The first text wasn't bad. When [Polish Foreign Minister] Radek Sikorski and I looked at it, we said it is not the dream text, but we could live with it. But then, the Polish President Lech Kaczynski came and said it isn't acceptable for him and then the discussion started. Then it separated. The Poles led a group, mainly the Baltic states, out of the room. They had a caucus, I think this is what the Americans called it. Then again there was a meeting [with all members], and this final text came out.

RFE/RL: What was missing in the original text that caused Kaczynski to oppose it?

Schwarzenberg: There wasn't such a [strong] commitment to the final acceptance of Ukraine and Georgia as [eventual] members of NATO. It didn't have such a strong commitment as now. And as I understand, they [Poland] like the final text very much.

RFE/RL: So the Polish role in this was very large?

Schwarzenberg: It was very important. Very important. But, of course, the Poles had several countries supporting them, too.

RFE/RL: And that would be the Czechs and the Baltic states?

Schwarzenberg: I think we were very supportive.

RFE/RL: How hard was it to get the Germans and the French to come around?

Schwarzenberg: I think it was very tough for them, but finally they agreed.


RFE/RL: Before this summit, and especially after April 2, when it appeared that Germany and France would block the MAPs for Ukraine and Georgia], there has been a lot of talk about the conflict between so-called "old Europe" and "new Europe." After today, do you think this may have been a little bit overblown?

Schwarzenberg: I don't think these differences are very big. It is true that countries that have more recent experience with dictatorships are sometimes more sensitive than countries who never had this experience. Of course, [German Chancellor] Angela Merkel is a person who understands such regimes, and has much more instinct for it than many of her Western colleagues, because she knows what she is speaking about." [Editor's note: Merkel grew up in the former East Germany.]

RFE/RL: Do we see more consensus in NATO than was expected? Are you surprised about the outcome of this summit?

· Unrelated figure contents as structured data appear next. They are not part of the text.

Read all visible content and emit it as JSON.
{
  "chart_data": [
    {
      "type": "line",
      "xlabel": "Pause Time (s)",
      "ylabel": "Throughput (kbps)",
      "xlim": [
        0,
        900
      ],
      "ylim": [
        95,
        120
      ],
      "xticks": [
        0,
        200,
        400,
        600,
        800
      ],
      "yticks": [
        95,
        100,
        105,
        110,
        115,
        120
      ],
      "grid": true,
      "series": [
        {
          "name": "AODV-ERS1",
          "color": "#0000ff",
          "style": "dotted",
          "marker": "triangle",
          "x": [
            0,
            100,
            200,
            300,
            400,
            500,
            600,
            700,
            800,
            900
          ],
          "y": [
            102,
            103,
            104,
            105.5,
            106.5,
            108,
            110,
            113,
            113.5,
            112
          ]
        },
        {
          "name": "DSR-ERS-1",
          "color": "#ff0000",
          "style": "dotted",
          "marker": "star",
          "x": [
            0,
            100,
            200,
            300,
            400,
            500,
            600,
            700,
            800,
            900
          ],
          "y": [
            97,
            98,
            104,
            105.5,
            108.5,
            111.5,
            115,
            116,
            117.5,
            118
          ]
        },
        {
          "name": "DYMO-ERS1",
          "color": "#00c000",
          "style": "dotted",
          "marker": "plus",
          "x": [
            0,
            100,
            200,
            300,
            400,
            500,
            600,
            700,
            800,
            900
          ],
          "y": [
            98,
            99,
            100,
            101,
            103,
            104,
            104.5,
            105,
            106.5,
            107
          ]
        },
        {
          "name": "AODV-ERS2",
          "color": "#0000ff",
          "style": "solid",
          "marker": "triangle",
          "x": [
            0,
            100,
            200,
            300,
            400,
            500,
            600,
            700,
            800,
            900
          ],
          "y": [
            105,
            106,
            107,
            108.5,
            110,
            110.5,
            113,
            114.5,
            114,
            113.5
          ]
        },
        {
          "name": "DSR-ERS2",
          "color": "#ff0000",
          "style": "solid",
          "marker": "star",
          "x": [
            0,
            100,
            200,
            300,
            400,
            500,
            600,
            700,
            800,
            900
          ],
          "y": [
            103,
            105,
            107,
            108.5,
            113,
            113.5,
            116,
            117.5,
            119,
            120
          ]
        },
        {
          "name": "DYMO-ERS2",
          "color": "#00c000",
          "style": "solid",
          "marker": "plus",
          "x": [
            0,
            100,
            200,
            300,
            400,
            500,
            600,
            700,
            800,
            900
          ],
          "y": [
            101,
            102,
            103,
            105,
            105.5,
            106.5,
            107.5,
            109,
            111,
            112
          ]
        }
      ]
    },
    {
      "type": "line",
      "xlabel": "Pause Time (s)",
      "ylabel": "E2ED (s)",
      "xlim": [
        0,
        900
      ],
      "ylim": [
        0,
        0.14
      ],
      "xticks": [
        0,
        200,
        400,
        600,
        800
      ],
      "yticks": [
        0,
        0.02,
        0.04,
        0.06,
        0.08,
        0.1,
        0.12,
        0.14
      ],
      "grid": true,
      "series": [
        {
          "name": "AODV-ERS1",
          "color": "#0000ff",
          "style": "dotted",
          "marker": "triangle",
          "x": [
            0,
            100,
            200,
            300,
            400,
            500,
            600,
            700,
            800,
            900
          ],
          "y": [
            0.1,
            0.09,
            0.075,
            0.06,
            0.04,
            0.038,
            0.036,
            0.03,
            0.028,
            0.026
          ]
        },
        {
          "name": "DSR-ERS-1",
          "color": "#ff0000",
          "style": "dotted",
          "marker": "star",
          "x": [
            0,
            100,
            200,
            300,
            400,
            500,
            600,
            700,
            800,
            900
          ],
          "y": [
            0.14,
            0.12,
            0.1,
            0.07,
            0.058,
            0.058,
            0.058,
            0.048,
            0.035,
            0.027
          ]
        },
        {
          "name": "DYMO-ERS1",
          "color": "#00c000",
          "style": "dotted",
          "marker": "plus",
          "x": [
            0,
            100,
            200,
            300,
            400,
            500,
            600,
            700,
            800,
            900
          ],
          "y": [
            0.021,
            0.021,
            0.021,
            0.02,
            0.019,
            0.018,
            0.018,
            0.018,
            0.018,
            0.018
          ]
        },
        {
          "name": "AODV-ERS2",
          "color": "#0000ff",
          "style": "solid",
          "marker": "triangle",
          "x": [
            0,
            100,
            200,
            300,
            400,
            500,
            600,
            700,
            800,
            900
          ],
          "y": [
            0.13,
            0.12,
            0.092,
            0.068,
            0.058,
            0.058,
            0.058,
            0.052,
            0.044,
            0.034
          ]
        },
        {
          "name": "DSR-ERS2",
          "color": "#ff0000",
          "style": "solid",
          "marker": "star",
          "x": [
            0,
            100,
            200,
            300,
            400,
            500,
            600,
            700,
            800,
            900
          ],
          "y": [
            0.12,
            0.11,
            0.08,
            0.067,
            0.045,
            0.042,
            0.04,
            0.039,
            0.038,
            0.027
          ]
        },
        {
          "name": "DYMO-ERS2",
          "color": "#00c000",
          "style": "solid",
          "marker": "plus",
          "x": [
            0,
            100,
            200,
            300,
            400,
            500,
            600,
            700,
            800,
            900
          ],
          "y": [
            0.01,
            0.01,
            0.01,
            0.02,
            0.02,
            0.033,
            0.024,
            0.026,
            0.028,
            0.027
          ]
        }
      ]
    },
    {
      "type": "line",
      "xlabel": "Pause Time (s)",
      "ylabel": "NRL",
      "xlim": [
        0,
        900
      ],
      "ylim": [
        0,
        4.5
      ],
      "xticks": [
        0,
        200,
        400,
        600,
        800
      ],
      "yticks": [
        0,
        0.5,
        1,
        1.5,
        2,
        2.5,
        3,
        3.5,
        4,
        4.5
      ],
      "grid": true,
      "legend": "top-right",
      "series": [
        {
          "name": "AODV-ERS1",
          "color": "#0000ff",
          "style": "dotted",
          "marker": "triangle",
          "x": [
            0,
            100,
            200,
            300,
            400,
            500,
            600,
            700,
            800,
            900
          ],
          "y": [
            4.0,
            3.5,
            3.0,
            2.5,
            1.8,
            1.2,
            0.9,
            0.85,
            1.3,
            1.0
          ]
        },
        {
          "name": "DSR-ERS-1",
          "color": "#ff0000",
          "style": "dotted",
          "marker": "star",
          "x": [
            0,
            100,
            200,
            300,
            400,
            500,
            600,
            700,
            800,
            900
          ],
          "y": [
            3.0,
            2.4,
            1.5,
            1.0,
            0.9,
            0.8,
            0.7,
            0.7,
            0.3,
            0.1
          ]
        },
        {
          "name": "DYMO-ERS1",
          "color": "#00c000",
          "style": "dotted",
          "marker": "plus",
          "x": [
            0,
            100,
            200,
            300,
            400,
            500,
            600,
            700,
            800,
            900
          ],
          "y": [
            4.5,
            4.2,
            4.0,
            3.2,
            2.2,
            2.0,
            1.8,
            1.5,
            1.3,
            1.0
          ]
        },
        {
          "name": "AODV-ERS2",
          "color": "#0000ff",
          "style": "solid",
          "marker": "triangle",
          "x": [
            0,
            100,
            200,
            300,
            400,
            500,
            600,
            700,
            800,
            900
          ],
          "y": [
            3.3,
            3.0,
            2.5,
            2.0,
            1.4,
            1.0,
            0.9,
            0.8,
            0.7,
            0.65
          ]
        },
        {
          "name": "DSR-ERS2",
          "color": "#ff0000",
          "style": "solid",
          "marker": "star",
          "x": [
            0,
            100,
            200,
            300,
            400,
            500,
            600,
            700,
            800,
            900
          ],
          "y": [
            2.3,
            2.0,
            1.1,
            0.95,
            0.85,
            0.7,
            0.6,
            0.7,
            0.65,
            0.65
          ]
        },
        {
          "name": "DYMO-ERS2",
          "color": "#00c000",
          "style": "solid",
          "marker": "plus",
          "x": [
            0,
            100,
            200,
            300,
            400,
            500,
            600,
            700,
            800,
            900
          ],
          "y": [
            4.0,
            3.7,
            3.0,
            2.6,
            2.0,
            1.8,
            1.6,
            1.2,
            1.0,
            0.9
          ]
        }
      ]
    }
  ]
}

Schwarzenberg: I always thought that at the end of the day there would be consensus. I always thought that when I came here we would have a tough fight, and I think that in the future we will have tough fights; but we feel the responsibility to find a solution.

RFE/RL: Now Mr. Putin will be arriving this evening. What do you expect from him?

Schwarzenberg: Mr. Putin has always been a realist. And some statements in [recent] days from Russia have been softer. I do think that with the change of power they would like to have a pleasant atmosphere. They do have to accept some realities. I do think, on the other hand, they will look for a chance to be tougher. As the French say, "You need to step back in order to get a better jump."

Looking Ahead

RFE/RL: Do you expect another battle at the foreign ministers' meeting in December, or do you expect this to sail through? Can we expect MAPs for Georgia and Ukraine at the foreign ministers' meeting?

Schwarzenberg: I think there will be a discussion in December, of course.

RFE/RL: But it will be an easier discussion than today?

Schwarzenberg: I don't want to overestimate our role. Foreign ministers are focused on the topic they are discussing. Heads of state need to look around and look more for the political mood in their country and [think about] the political success of their political party and their government. Ministers of foreign affairs are more engaged in foreign affairs itself.